I have read that Spark does not have Prometheus as one of the pre-packaged sinks. So I found this post on how to monitor Apache Spark with prometheus.
But I found it difficult to understand and to success because I am beginner and this is a first time to work with Apache Spark.
First thing that I do not get is what I need to do?
I need to change the metrics.properties
Should I add some code in the app or?
I do not get what are the steps to make it...
The thing that I am making is: changing the properties like in the link, write this command:
--conf spark.metrics.conf=<path_to_the_file>/metrics.properties
And what else I need to do to see metrics from Apache spark?
Also I found this links: Monitoring Apache Spark with Prometheus
https://argus-sec.com/monitoring-spark-prometheus/
But I could not make it with it too...
I have read that there is a way to get metrics from Graphite and then to export them to Prometheus but I could not found some useful doc.
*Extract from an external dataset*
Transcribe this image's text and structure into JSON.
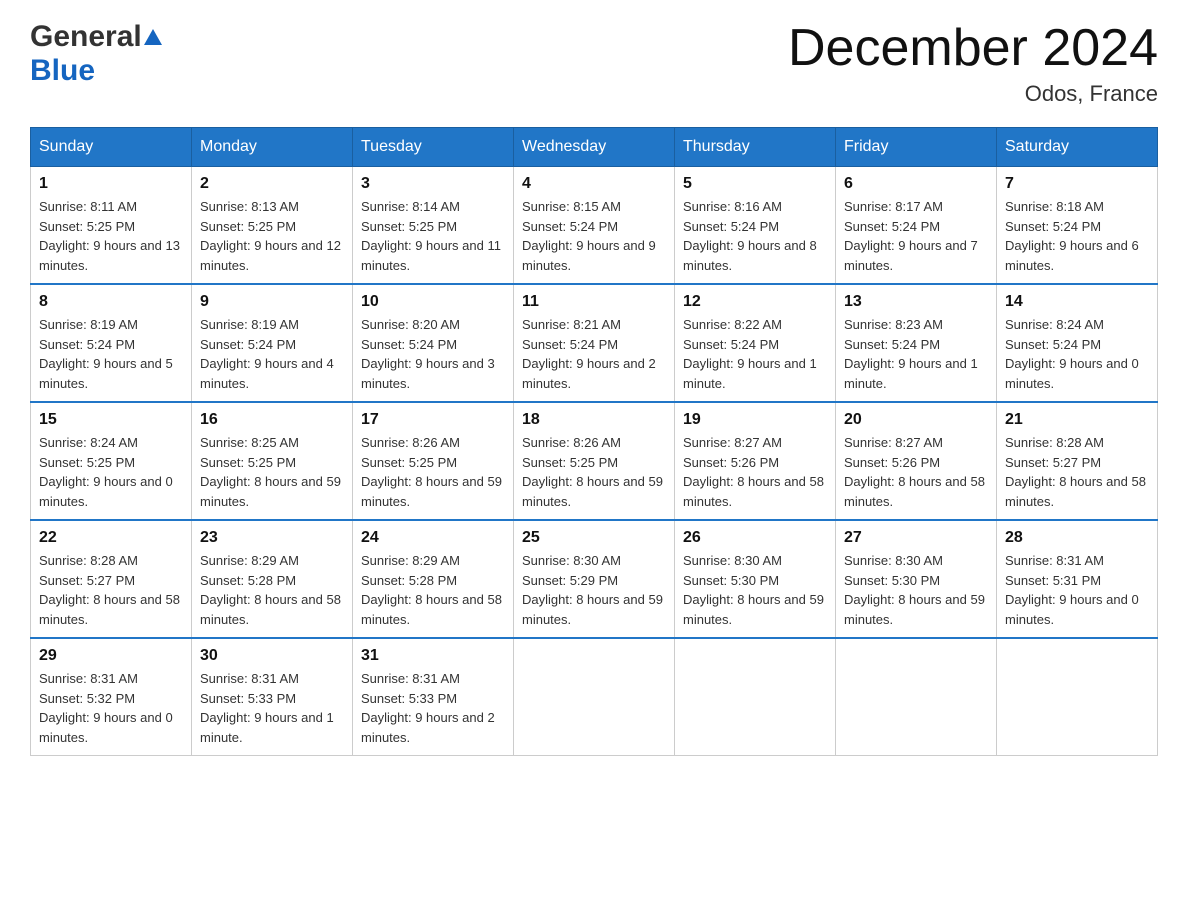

There are few ways to monitoring Apache Spark with Prometheus.
One of the way is by JmxSink + jmx-exporter
In the following command, the jmx_prometheus_javaagent-0.3.1.jar
file and the spark.yml
are downloaded in previous steps. It might need be changed accordingly.
bin/spark-shell --conf "spark.driver.extraJavaOptions=-javaagent:jmx_prometheus_javaagent-0.3.1.jar=8080:spark.yml"
After running, we can access with localhost:8080/metrics
It can then configure prometheus to scrape the metrics from jmx-exporter.
NOTE: We have to handle to discovery part properly if it's running in a cluster environment.